EDITORIAL – Tax rates, tax revenues and ‘tax competition’

No yawning, and no turning the page. Today’s editorial subject may be a bit on the “dry” side (unfortunately, we’re not discussing Brut Champagne), but it makes for important reading.

The topic – corporate tax rates – affects every resident in the Cayman Islands … even though, officially, we have no corporate tax rate.

Let’s explain:

In some circles, such as those populated by bureaucrats, Eurocrats and other governmental elites, there persists a ruling doctrine that the very existence of Cayman and other low-tax jurisdictions creates a “race to the bottom,” forcing high-tax countries to lower their corporate tax rates to remain competitive, thus depriving governments of revenue they otherwise would collect. The notion of “unfair tax competition” is one of the reliable rationales that foreign entities employ to justify measures that infringe upon the economic sovereignty of, as a rule, relatively smaller and less powerful jurisdictions – for example, the U.K.’s mandate of public registries of beneficial ownership, the EU’s demands for “economic substance” standards, and the Netherlands’ outright blacklisting of countries who have corporate tax rates of less than 9 percent.

The only problem with this mythology … well, not the only problem, but a major one … is that it happens to be untrue.

Now, we do not regard as an ally the Organisation for Economic Co-operation and Development, which is kissing cousin to Cayman’s current “Number One Bully” the EU, but the OECD recently released a report that belies the idea that lower tax rates yield lower revenues, or vice versa. Quite the opposite. According to the OECD report, as corporate tax rates have declined around the globe, corporate tax revenues have increased, both as a percentage of total tax revenues and as a share of individual countries’ gross domestic products.

Over the past 18 years, statutory corporate tax rates have dropped significantly – from an average of 28.6 percent in 2000 to 21.4 percent in 2018. Since 2000, 76 of the 94 countries included in the OECD report had lowered their rate of corporate tax.

Over the same time period, governments are collecting more in corporate income tax than before – from an average of 12 percent of total tax revenues in 2000 to 13.3 percent in 2016. As a share of gross domestic product, corporate tax revenues crept higher, from 2.7 percent in 2000 to an even 3 percent in 2016.

We are not surprised by the results of the study, nor would anyone be who is familiar with the work of economist Arthur Laffer, whose famed “Laffer Curve” model illustrates that excessive taxation stifles private sector production and decreases tax collections.
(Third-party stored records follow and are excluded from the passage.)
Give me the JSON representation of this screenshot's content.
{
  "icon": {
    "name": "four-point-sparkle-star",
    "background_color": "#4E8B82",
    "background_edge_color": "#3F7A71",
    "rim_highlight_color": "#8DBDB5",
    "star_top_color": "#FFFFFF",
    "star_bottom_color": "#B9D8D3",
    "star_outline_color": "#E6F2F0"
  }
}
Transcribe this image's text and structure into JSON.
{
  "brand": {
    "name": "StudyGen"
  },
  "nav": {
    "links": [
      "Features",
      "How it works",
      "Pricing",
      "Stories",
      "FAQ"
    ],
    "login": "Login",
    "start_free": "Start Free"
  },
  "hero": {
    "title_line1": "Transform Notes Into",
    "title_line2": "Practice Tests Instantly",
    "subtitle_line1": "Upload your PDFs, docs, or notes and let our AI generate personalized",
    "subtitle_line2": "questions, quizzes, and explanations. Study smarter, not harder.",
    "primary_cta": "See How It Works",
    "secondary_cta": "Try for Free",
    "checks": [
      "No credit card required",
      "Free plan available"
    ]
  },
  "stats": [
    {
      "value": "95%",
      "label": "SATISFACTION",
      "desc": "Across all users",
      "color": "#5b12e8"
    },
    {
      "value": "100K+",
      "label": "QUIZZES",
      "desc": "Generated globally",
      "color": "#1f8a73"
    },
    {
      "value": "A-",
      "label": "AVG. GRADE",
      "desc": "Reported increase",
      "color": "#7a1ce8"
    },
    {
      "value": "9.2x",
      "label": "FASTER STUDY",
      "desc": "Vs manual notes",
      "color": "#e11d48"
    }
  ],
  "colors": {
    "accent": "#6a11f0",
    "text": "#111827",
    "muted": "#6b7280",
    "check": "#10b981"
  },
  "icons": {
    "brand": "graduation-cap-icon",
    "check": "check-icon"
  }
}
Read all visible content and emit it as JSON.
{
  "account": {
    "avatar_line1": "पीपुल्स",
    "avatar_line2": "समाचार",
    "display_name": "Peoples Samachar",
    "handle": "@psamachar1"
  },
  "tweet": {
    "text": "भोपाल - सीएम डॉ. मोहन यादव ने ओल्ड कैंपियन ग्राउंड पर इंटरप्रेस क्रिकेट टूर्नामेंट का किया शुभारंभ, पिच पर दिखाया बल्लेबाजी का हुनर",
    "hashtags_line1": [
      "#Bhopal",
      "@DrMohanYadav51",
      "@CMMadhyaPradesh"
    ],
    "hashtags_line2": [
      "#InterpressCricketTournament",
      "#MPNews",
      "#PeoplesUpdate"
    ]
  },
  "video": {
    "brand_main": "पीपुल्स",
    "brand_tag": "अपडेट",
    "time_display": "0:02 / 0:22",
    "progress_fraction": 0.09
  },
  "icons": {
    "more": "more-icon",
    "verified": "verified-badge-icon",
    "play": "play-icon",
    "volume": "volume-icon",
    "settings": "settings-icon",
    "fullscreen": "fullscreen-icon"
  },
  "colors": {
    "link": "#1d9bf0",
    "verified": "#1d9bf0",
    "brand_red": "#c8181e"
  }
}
Setting aside asseverations of starry-eyed ideologies, there is a simple and rational reason why large nations, particularly EU member countries, would want to break Cayman’s piggy bank: They desperately need the money.

Many EU economies are being smothered under the weight of overly generous social programs and commitments to constituents – promises that please crowds in the short term but in the long (and not-so-long) term are unaffordable. After looting the pockets of their own taxpayers (and borrowing themselves into near-oblivion), the bureaucratic bullies start eyeing the wallets and purses of the smaller kids on the global playground.

Small jurisdictions such as Cayman face incredible challenges when competing for business with large developed nations. Relatively speaking, Cayman is long on sun, sand and sea … but short on infrastructure, population, social institutions, natural resources, geographic convenience, etc.

In this battle of David vs. Goliaths, one of the most powerful pieces of ammunition in Cayman’s sling is our ability to determine our own tax policies and to offer competitive tax rates to international companies. Is it any wonder that this is the advantage that Europe has focused on destroying?

We hope that Cayman’s delegation, led by Premier Alden McLaughlin and Financial Services Minister Tara Rivers, keep the above in mind as they engage in yet another round of discussions with Europe on requirements for “economic substance” of Cayman companies.

As the saying goes, a journey of 1,000 miles begins with a single step. But taking step after step in the wrong direction can take travelers twice as far from their destination.